Além
da redução da taxa de juros promovida pelo COPOM, o governo lançará em breve nova
política industrial e uma das medidas será: ampliar a desoneração da folha de
salários das empresas para mais setores da indústria como os fabricantes de
máquinas e equipamentos (bens de capital), autopeças, pneus e textil. A medida
pretende ajudar a indústria e impulsionar a economia.
Esses
setores deixarão de recolher a contribuição patronal dos empregados para o
INSS, o que aliviará o custo das empresas.

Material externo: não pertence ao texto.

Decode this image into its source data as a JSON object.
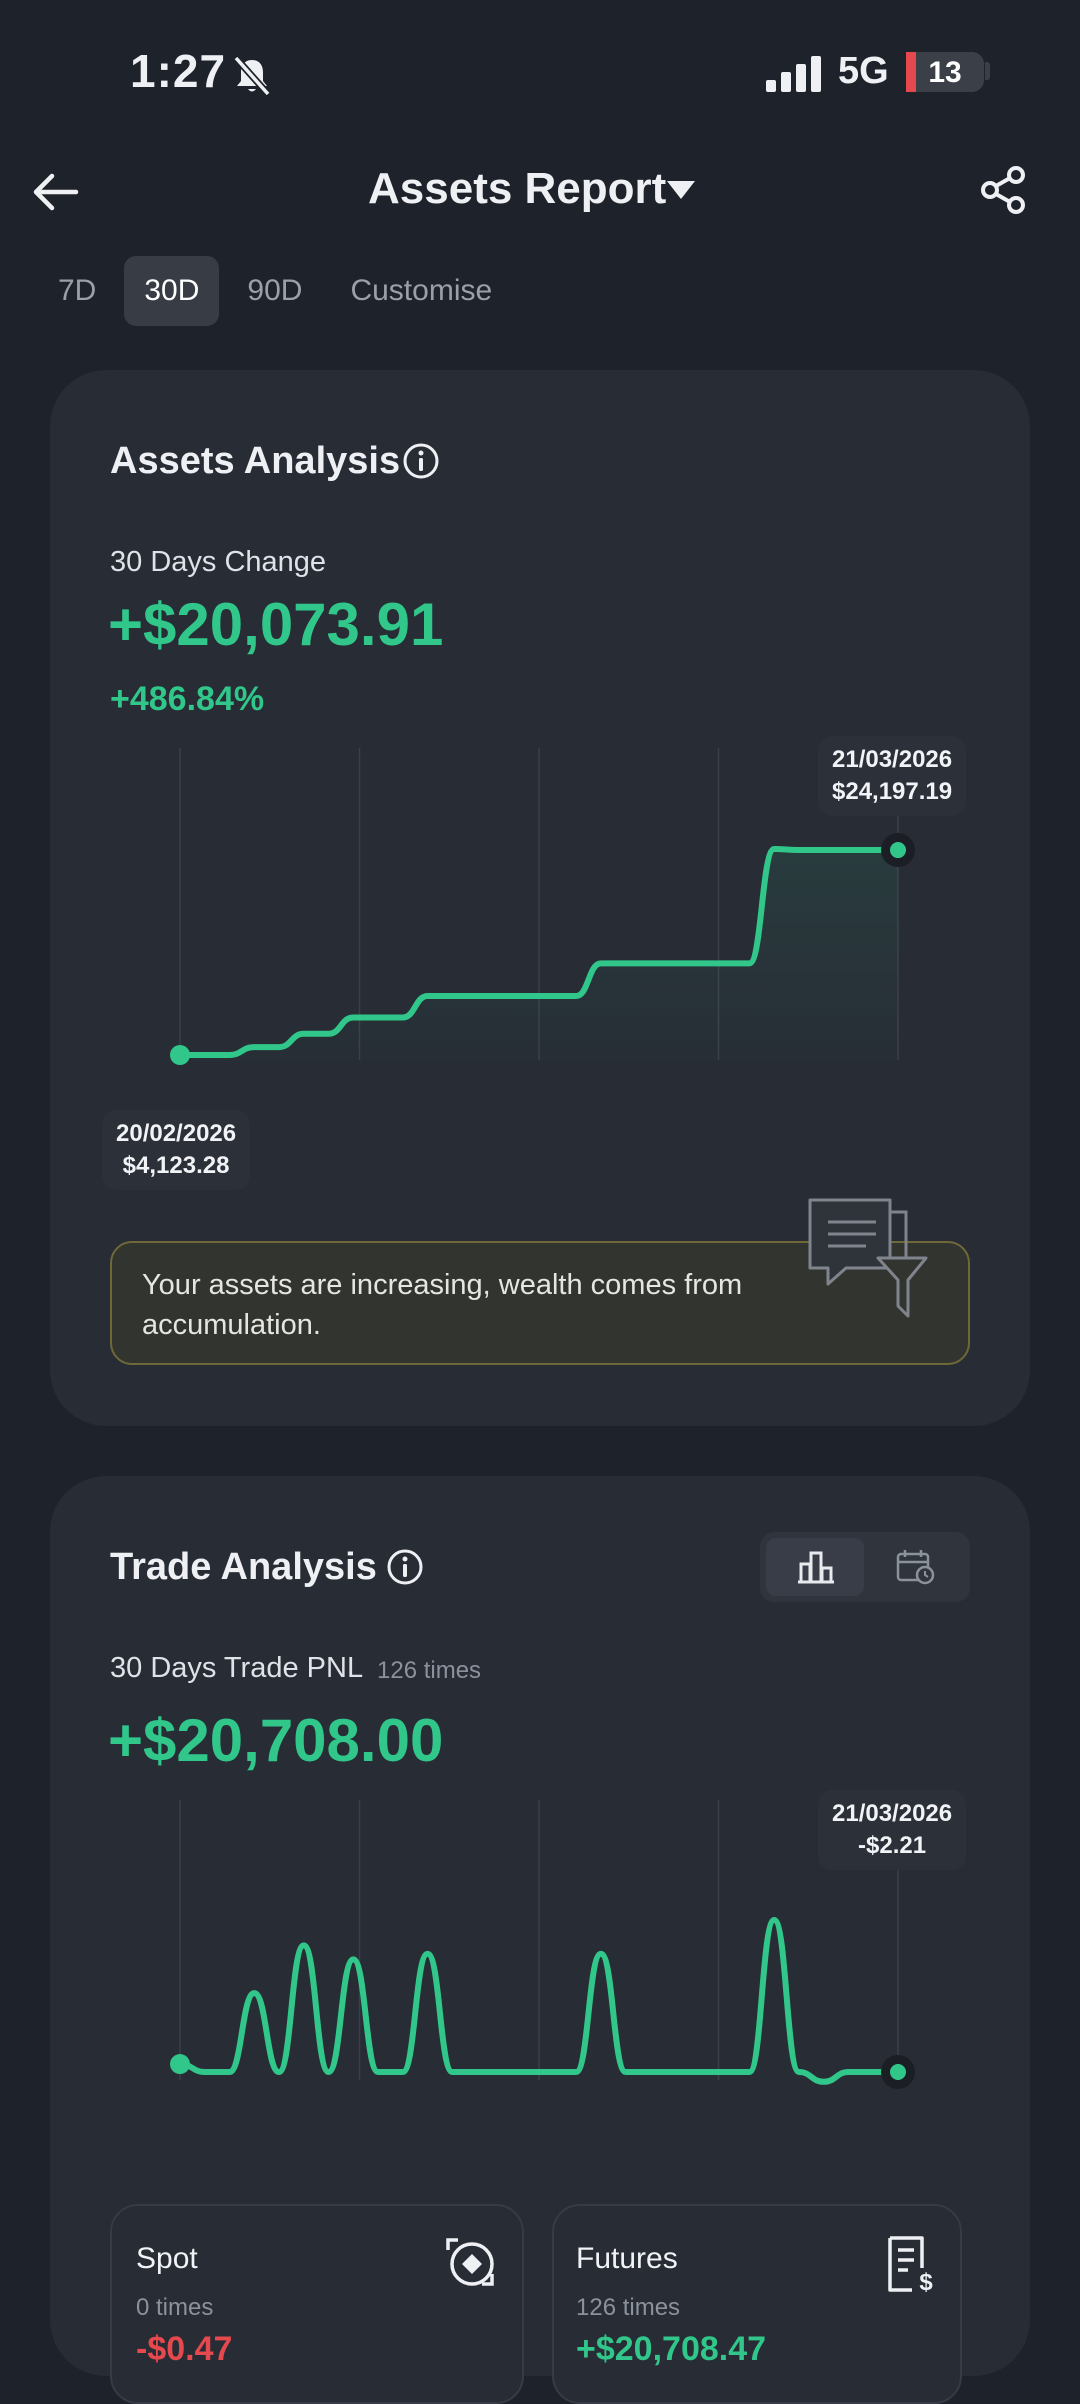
{
  "status": {
    "time": "1:27",
    "network": "5G",
    "battery": "13",
    "battery_level": 0.13
  },
  "header": {
    "title": "Assets Report",
    "tabs": [
      {
        "label": "7D",
        "active": false
      },
      {
        "label": "30D",
        "active": true
      },
      {
        "label": "90D",
        "active": false
      },
      {
        "label": "Customise",
        "active": false
      }
    ]
  },
  "assets_analysis": {
    "title": "Assets Analysis",
    "change_label": "30 Days Change",
    "change_value": "+$20,073.91",
    "change_percent": "+486.84%",
    "start_tooltip": {
      "date": "20/02/2026",
      "value": "$4,123.28"
    },
    "end_tooltip": {
      "date": "21/03/2026",
      "value": "$24,197.19"
    },
    "insight": "Your assets are increasing, wealth comes from accumulation."
  },
  "trade_analysis": {
    "title": "Trade Analysis",
    "pnl_label": "30 Days Trade PNL",
    "pnl_count": "126 times",
    "pnl_value": "+$20,708.00",
    "end_tooltip": {
      "date": "21/03/2026",
      "value": "-$2.21"
    },
    "spot": {
      "title": "Spot",
      "count": "0 times",
      "value": "-$0.47"
    },
    "futures": {
      "title": "Futures",
      "count": "126 times",
      "value": "+$20,708.47"
    }
  },
  "colors": {
    "accent_green": "#31c78a",
    "negative_red": "#e5484d"
  },
  "chart_data": [
    {
      "type": "line",
      "series": [
        {
          "values": [
            4123.28,
            4123.28,
            4123.28,
            4900,
            4900,
            6200,
            6200,
            7800,
            7800,
            7800,
            9900,
            9900,
            9900,
            9900,
            9900,
            9900,
            9900,
            13100,
            13100,
            13100,
            13100,
            13100,
            13100,
            13100,
            24300,
            24197.19,
            24197.19,
            24197.19,
            24197.19,
            24197.19
          ]
        }
      ],
      "x_start": "20/02/2026",
      "x_end": "21/03/2026",
      "grid": true
    },
    {
      "type": "line",
      "series": [
        {
          "values": [
            280,
            -2,
            -2,
            2800,
            -2,
            4500,
            -2,
            4000,
            -2,
            -2,
            4200,
            -2,
            -2,
            -2,
            -2,
            -2,
            -2,
            4200,
            -2,
            -2,
            -2,
            -2,
            -2,
            -2,
            5400,
            -2,
            -350,
            -2,
            -2,
            -2.21
          ]
        }
      ],
      "x_start": "20/02/2026",
      "x_end": "21/03/2026",
      "grid": true
    }
  ]
}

Em troca, vão pagar um imposto sobre
o faturamento. Segundo uma fonte do governo, as alíquotas desse tributo serão
negociadas por setor e calibradas para dar desoneração efetiva à indústria
nacional.
O
governo já começou as simulações. As alíquotas em estudo variam de 1% a 1,5% sobre
o faturamento das empresas.
O
Ministério da Fazenda quer diminuir de fato a tributação, pois acredita que a
medida tem pouco efeito. A avaliação é de que a fórmula adotada simplifica o
pagamento, mas não ajuda na competitividade dos produtos brasileiros.
Também
está em estudo a possibilidade de prorrogar a redução do Imposto sobre Produtos
Industrializados (IPI) para produtos da linha branca, como geladeiras e fogões.